The news wasn’t all bad, of course, and value-added research almost never lends itself to simple “yes/no verdicts.” For instance, the recently-released preliminary results from the Gates-funded MET study provide new evidence that alternative measures of teacher quality, most notably student perceptions of their effectiveness, maintain modest but significant correlations with value-added scores (similarly, another 2010 paper found an association between principal evaluations and value-added scores, and also demonstrated that principals may use this information productively).
In contrast to absurd mass media claims that these preliminary MET results validate the use of value-added scores in high-stakes decisions, the first round of findings represents the beginning of a foundation for building composite measures of teacher effectiveness. The final report of this effort (scheduled for release this fall) will be of greater consequence. In the meantime, a couple of studies this year (here and here) provided some evidence that certain teacher instructional practices are associated with better student achievement results (a major focus of the MET project).
There were also some very interesting teacher quality papers that didn’t get much public attention, all of which suggest that our understanding of teacher effects on test scores is still very much a work in progress. There are too many to list, but one particularly clever and significant working paper (from NBER) found that the “match quality” between teachers and schools explains about one-quarter of the variation in teacher effects (i.e., teachers would get different value-added scores in different schools).
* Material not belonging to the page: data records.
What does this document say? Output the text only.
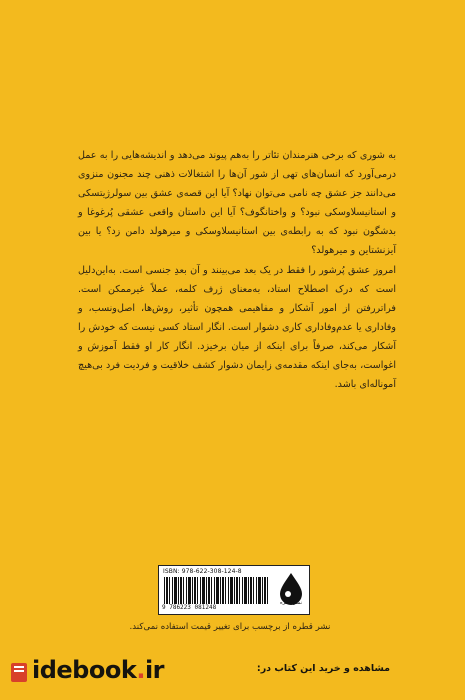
به شوری که برخی هنرمندان تئاتر را به‌هم پیوند می‌دهد و اندیشه‌هایی را به عمل درمی‌آورد که انسان‌های تهی از شور آن‌ها را اشتغالات ذهنی چند مجنون منزوی می‌دانند جز عشق چه نامی می‌توان نهاد؟ آیا این قصه‌ی عشق بین سولرژیتسکی و استانیسلاوسکی نبود؟ و واختانگوف؟ آیا این داستان واقعی عشقی پُرغوغا و بدشگون نبود که به رابطه‌ی بین استانیسلاوسکی و میرهولد دامن زد؟ یا بین آیزنشتاین و میرهولد؟

امروز عشق پُرشور را فقط در یک بعد می‌بینند و آن بعدِ جنسی است. به‌این‌دلیل است که درک اصطلاح استاد، به‌معنای ژرف کلمه، عملاً غیرممکن است. فراتررفتن از امور آشکار و مفاهیمی همچون تأثیر، روش‌ها، اصل‌ونسب، و وفاداری یا عدم‌وفاداری کاری دشوار است. انگار استاد کسی نیست که خودش را آشکار می‌کند، صرفاً برای اینکه از میان برخیزد. انگار کار او فقط آموزش و اغواست، به‌جای اینکه مقدمه‌ی زایمان دشوار کشف خلاقیت و فردیت فرد بی‌هیچ آموناله‌ای باشد.

ISBN: 978-622-308-124-8
9 786223 081248
نشر قطره
نشر قطره از برچسب برای تغییر قیمت استفاده نمی‌کند.
idebook.ir	مشاهده و خرید این کتاب در:
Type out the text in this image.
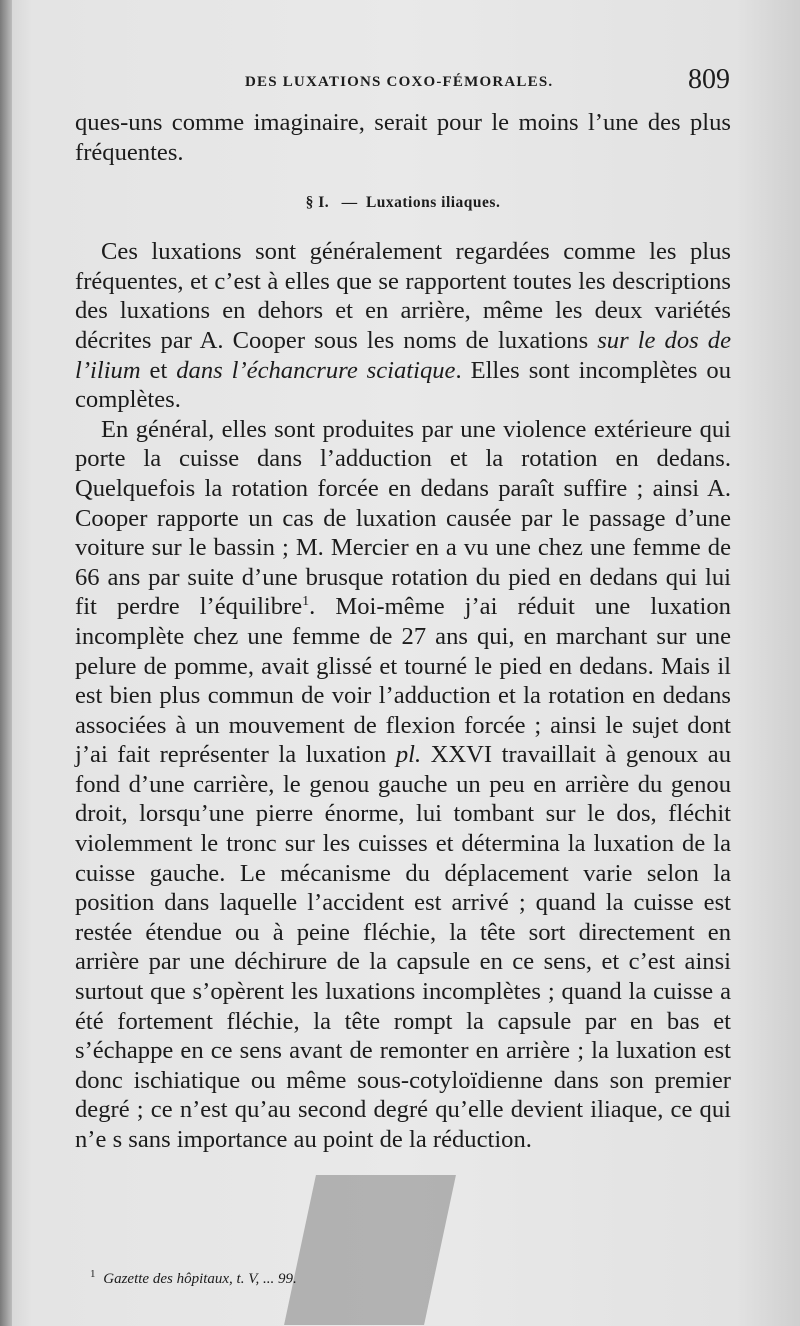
DES LUXATIONS COXO-FÉMORALES.	809

ques-uns comme imaginaire, serait pour le moins l’une des plus fréquentes.

§ I. — Luxations iliaques.

Ces luxations sont généralement regardées comme les plus fréquentes, et c’est à elles que se rapportent toutes les descriptions des luxations en dehors et en arrière, même les deux variétés décrites par A. Cooper sous les noms de luxations sur le dos de l’ilium et dans l’échancrure sciatique. Elles sont incomplètes ou complètes.

En général, elles sont produites par une violence extérieure qui porte la cuisse dans l’adduction et la rotation en dedans. Quelquefois la rotation forcée en dedans paraît suffire ; ainsi A. Cooper rapporte un cas de luxation causée par le passage d’une voiture sur le bassin ; M. Mercier en a vu une chez une femme de 66 ans par suite d’une brusque rotation du pied en dedans qui lui fit perdre l’équilibre$^1$. Moi-même j’ai réduit une luxation incomplète chez une femme de 27 ans qui, en marchant sur une pelure de pomme, avait glissé et tourné le pied en dedans. Mais il est bien plus commun de voir l’adduction et la rotation en dedans associées à un mouvement de flexion forcée ; ainsi le sujet dont j’ai fait représenter la luxation pl. XXVI travaillait à genoux au fond d’une carrière, le genou gauche un peu en arrière du genou droit, lorsqu’une pierre énorme, lui tombant sur le dos, fléchit violemment le tronc sur les cuisses et détermina la luxation de la cuisse gauche. Le mécanisme du déplacement varie selon la position dans laquelle l’accident est arrivé ; quand la cuisse est restée étendue ou à peine fléchie, la tête sort directement en arrière par une déchirure de la capsule en ce sens, et c’est ainsi surtout que s’opèrent les luxations incomplètes ; quand la cuisse a été fortement fléchie, la tête rompt la capsule par en bas et s’échappe en ce sens avant de remonter en arrière ; la luxation est donc ischiatique ou même sous-cotyloïdienne dans son premier degré ; ce n’est qu’au second degré qu’elle devient iliaque, ce qui n’e s sans importance au point de la réduction.

$^1$ Gazette des hôpitaux, t. V, ... 99.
A related, important paper (from CALDER researchers) found that teachers in high-poverty schools get lower value-added scores than those in more affluent schools, but that the differences are small and do not arise among the top teachers (and cannot be attributed to higher attrition in poorer schools). The researchers also found that the effects of experience are less consistent in higher-poverty schools, which may explain the discrepancies by school poverty. These contextual variations in value-added estimates carry substantial implications for the use of these estimates in high-stakes decisions (also see this article, published in 2010). They also show how we're just beginning to address some of the most important questions about these measures' use in actual decisions.
In the longer-term, though, the primary contribution of the value-added literature has been to show that teachers vary widely in their effect on student test scores, and that most of the variation is unexplained by conventional variables. These findings remain well-established. But whether or not we can use value added to identify persistently high- and low-performers is still very much an open question.
Nevertheless, 2010 saw hundreds of states and districts move ahead with incorporating heavily-weighted value-added measures into their evaluation systems. The reports above (and many others) sparked important debates about the imprecision of all types of teacher quality measures, and how to account for this error while building new, more useful evaluation systems. The RTTT-fueled rush to design these new systems might have benefited from this discussion, and from more analysis to guide it.
Overall, while 2010 will certainly be remembered as a watershed year for market-based reforms, this wave of urgency and policy changes unfolded concurrently with a steady flow of solid research suggesting that extreme caution, not haste, is in order.